Ecrit par Philippe Leuckx 09.01.18 dans La Une Livres, Les Livres, Critiques, Théâtre, Gallimard

Nos débuts dans la vie, octobre 2017, 96 pages, 12 €

Ecrivain(s): Patrick Modiano Edition: Gallimard

Nos débuts dans la vie, Patrick Modiano

 

Première pièce du romancier français, nobélisé, Nos débuts dans la vie, qu’une date traverse – 19 septembre 1966 –, propose une théâtralisation d’éléments biographiques exposés dans Un pedigree (Gallimard, 2005). La pièce raconte les démêlés de Jean avec sa mère Elvire, comédienne de boulevard, et le compagnon de celle-ci, Caveux. Le quatrième personnage, Dominique, est une jeune comédienne qui répète du Tchékhov. Il ne faut pas être grand clerc pour lire les clés que fournit le livre autobiographique de 2005 : Elvire est la transposition de la mère du romancier, Louisa Colpeyn (née Colpijn), actrice de seconde zone, qui a surtout fait des tournées de théâtre dans les casinos des villes où l’on expédiait en pension forcée le futur écrivain, fugueur impénitent. Caveux, écrivain qui bride Jean, se moque de son travail d’écriture et ne fait pas une phrase sans citer les mérites de Sartre, c’est le bouillant Jean Cau, compagnon de la comédienne.

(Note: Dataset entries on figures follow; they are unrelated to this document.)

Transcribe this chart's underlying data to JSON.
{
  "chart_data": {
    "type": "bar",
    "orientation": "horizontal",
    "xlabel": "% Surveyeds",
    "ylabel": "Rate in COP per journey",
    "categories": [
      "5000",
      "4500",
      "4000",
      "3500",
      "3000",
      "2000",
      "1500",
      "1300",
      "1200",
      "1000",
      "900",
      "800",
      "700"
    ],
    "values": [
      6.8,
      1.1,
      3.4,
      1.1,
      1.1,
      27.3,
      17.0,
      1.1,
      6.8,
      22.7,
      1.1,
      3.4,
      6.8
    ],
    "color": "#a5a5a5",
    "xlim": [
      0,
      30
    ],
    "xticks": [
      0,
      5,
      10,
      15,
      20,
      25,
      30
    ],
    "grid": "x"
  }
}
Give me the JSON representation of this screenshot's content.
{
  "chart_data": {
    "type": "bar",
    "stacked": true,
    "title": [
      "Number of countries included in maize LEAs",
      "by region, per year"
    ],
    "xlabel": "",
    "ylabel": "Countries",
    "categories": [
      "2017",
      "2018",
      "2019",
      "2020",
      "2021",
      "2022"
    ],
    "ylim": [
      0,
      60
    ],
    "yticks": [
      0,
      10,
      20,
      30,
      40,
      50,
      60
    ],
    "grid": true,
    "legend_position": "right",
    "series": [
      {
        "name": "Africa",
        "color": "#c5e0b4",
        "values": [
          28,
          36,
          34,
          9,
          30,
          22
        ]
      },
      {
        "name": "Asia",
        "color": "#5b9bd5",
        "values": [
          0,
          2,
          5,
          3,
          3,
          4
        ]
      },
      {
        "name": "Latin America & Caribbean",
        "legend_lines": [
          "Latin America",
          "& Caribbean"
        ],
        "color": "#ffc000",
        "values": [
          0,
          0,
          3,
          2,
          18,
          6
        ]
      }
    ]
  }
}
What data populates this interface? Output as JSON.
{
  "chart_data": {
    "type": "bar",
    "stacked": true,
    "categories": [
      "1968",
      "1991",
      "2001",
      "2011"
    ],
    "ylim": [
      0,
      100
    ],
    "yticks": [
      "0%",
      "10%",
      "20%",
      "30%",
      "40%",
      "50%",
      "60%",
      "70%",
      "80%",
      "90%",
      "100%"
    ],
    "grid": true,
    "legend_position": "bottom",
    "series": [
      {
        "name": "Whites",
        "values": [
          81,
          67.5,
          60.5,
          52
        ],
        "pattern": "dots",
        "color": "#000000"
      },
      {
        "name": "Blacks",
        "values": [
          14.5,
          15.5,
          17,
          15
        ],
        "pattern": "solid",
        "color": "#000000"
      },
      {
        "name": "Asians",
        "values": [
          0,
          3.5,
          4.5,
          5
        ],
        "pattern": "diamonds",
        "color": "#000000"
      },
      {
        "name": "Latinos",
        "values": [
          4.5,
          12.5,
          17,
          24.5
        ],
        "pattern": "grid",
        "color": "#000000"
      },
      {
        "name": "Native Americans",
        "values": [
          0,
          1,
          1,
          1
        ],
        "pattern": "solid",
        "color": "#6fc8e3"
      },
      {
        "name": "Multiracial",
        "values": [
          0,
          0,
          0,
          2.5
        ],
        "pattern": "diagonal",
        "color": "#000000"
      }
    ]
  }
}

Mais la pièce « à clés », comme on le dit à Paris des romans « à clés » et dont la lecture s’essouffle une fois ces clés détroussées, va bien au-delà et rejoint les préoccupations majeures du romancier de tant d’œuvres sur la mémoire et sa quête (Les Boulevards de ceintureRue des Boutiques obscures, jusqu’aux derniers et palpitants L’horizonL’herbe des nuits ou Pour que tu ne te perdes pas dans le quartier). Il est question de temps, de mémoire comme toujours, et les enjeux de la pièce (qui cite Tchékhov ou Salacrou) trouvent sens dans cet empilement des scènes où se perdent les notions de temps et de souvenir : ce n’est pas seulement le rêve qui brouille les cartes mais c’est aussi le jeu même de la mémoire perdue, altérée. Les années ont passé, trois ou quarante ans, peu importe, et sur un banc, des personnages s’abîment à vouloir se retrouver. C’est beau, c’est modianesque à souhait, c’est poignant. Et que l’auteur consente, sous le masque ici, à se déguiser en Jean pour mieux traquer les défauts et travers des personnages, ranime la tension même que nous attachons à la prégnance de ses fictions – que nous savons aujourd’hui et depuis Un pedigree beaucoup plus ancrées dans sa propre histoire.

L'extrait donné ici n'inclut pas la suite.